The python3 transition within WMCore isn't really a migration to python3, but it's meant to be a modernization of our code such that it's compatible with python 2.7 and python 3 (latest stable release being 3.8.x at the moment). It's unclear whether python 2.6 would have to be supported as well (especially for the WMRuntime package).
Many of the CMS Computing services are maintained and built by our own group, as well as many of their dependencies. The CMS Computing software stack is currently maintained in this repository/branch: https://github.com/cms-sw/cmsdist/tree/comp_gcc630 where we also build many of the python libraries (either for python2 or python3). Thus, during this python migration, there will be the need to also build new (python) spec files for the required dependencies; and/or to update those that are out-dated or inconsistent between py2 and py3. We use this model such that we have full control of all the dependencies shipped with our CMS software, including any possible patches needed.
This link https://docs.python.org/3/howto/pyporting.html has a lot of good stuff on all the differences between python 2 and 3. The way we have planned this migration considers passing our code through python-futurize http://python-future.org/automatic_conversion.html . Developers should consider doing this now when changing existing code and validating unit tests.
Work of Summer student on py2 to py3 transition is summarized
- wiki page describing all performed steps (likely deprecated)
- twiki page summarizing futurize steps for different use-cases (either deprecated or to be reviewed)
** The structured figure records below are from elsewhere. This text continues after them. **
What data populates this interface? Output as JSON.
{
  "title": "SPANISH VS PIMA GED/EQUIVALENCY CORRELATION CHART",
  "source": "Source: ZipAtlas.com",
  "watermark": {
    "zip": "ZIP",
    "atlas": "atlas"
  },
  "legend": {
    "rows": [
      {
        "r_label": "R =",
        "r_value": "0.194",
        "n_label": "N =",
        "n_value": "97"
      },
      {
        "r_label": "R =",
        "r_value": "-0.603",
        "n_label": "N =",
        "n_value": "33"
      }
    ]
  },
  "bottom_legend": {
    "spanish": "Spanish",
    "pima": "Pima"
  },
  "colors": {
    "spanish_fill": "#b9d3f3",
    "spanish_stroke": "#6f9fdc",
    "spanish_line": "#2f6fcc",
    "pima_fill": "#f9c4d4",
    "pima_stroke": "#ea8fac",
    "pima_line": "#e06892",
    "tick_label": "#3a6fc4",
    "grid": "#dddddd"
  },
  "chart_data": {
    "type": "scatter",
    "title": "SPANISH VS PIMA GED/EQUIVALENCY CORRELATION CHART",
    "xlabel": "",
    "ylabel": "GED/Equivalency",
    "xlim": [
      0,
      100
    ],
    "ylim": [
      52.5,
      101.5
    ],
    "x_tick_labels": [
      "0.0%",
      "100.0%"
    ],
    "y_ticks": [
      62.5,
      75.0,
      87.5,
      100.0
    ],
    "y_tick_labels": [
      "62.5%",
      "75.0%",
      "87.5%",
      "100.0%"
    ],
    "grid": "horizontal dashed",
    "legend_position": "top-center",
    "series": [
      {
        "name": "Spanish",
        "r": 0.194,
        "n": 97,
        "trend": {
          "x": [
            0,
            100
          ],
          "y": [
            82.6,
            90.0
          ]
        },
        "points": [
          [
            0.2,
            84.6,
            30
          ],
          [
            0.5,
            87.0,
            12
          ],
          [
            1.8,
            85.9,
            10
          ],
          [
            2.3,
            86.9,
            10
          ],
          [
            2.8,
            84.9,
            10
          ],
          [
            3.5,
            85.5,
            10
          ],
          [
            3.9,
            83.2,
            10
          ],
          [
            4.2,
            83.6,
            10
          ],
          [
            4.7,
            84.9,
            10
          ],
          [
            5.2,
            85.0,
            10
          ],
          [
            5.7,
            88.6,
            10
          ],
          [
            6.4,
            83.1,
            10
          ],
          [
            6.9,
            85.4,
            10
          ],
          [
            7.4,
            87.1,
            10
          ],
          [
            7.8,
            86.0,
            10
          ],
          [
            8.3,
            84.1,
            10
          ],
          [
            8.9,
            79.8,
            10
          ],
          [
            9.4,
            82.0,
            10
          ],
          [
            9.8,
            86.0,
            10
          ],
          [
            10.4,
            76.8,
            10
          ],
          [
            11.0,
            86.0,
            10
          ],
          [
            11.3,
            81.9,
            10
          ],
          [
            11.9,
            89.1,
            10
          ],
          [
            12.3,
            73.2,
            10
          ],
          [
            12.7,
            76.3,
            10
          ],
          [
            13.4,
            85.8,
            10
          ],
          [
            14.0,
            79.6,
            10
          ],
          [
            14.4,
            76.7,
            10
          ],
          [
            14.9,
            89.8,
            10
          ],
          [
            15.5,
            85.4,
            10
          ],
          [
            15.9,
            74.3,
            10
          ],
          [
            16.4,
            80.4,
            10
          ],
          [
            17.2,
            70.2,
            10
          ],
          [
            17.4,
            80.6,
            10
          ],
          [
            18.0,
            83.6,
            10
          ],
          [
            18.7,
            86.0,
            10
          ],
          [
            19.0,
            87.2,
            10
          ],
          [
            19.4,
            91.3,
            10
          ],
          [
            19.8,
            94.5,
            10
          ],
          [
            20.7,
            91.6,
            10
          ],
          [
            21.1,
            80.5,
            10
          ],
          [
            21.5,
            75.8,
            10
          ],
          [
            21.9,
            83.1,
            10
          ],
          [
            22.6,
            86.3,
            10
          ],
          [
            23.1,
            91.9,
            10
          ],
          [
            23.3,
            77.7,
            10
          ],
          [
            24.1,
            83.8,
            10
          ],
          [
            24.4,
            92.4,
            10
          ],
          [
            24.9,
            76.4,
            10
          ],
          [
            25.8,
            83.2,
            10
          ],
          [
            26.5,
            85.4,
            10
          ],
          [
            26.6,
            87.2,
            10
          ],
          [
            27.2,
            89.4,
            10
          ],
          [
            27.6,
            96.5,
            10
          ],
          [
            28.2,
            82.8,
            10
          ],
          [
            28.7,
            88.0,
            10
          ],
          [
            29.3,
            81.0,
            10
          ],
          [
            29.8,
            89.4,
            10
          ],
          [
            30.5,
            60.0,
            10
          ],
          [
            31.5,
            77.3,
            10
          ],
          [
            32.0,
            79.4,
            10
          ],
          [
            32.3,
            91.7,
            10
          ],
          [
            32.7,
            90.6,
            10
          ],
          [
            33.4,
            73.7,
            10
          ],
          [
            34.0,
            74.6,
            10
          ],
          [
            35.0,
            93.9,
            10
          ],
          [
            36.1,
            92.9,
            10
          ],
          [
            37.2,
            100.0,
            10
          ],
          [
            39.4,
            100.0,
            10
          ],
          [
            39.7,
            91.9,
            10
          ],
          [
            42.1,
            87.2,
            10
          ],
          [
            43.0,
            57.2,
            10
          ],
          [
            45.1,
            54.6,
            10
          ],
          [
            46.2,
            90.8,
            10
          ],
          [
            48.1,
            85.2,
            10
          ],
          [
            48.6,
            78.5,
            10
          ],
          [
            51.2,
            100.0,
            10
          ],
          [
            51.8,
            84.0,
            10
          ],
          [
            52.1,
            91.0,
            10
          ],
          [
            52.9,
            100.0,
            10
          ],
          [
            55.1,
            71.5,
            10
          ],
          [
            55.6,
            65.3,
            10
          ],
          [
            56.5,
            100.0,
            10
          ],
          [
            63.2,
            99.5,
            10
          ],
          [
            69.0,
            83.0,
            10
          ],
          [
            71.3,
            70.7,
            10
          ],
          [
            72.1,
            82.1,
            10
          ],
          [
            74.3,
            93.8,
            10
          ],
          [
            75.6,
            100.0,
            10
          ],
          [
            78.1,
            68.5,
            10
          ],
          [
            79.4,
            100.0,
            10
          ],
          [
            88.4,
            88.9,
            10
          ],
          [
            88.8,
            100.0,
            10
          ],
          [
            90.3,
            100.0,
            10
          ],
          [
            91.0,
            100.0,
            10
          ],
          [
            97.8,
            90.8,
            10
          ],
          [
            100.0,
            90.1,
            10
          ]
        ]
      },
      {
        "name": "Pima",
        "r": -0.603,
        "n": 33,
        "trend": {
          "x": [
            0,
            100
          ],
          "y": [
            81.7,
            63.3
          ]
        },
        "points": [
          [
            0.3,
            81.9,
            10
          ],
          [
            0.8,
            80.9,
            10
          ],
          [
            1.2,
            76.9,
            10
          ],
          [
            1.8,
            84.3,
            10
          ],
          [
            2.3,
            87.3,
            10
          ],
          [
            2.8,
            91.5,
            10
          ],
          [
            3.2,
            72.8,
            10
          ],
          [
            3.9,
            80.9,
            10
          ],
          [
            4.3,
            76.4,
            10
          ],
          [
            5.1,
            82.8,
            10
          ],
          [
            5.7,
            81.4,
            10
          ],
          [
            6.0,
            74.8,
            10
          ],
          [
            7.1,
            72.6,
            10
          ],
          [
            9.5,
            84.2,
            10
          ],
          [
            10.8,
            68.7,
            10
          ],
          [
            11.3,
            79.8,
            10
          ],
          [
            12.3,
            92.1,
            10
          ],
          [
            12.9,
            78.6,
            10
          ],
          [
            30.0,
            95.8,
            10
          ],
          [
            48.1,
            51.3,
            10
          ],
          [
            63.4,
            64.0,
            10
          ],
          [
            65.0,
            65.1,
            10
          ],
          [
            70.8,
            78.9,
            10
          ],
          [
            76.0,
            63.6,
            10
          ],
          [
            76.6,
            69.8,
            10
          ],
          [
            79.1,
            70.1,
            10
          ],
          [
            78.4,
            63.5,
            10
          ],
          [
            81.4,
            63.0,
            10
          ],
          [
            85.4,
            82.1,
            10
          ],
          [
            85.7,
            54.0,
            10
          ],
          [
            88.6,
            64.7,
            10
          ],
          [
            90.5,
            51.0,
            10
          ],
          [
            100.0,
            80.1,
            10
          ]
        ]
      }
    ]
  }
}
items(), keys(), and values()
Python2 uses these keywords to and creates lists of them. This can take a lot of memory. Python3 has the same syntax, but they are now iterators. In Python2, iteritems(), iterkeys(), and itervalues() behave the same as the Python3 versions. There is a "problem" with the futurist fixer for these issues in that it
- Converts python2 uses of items() to list(items()) - not a problem, this is just explicit
- Converts iteritems() to items()
- This is OK for python3, but on python2 possibly alters the performance of the code
- And if you convert this again you now end up with list(items()) in your python3 code altering the performance under Python3 too
Eric's proposal is to use the futurize fixer, but discard all changes that change iteritems() etc to the python 3 versions and use that as the python2 code. We would run it a second time to create a dedicated python3 version. We could also take this opportunity to review our uses of items(), etc in python2 since in most cases we could be using the iterator versions. The most common case where we can't do this is in doing something like len(items()).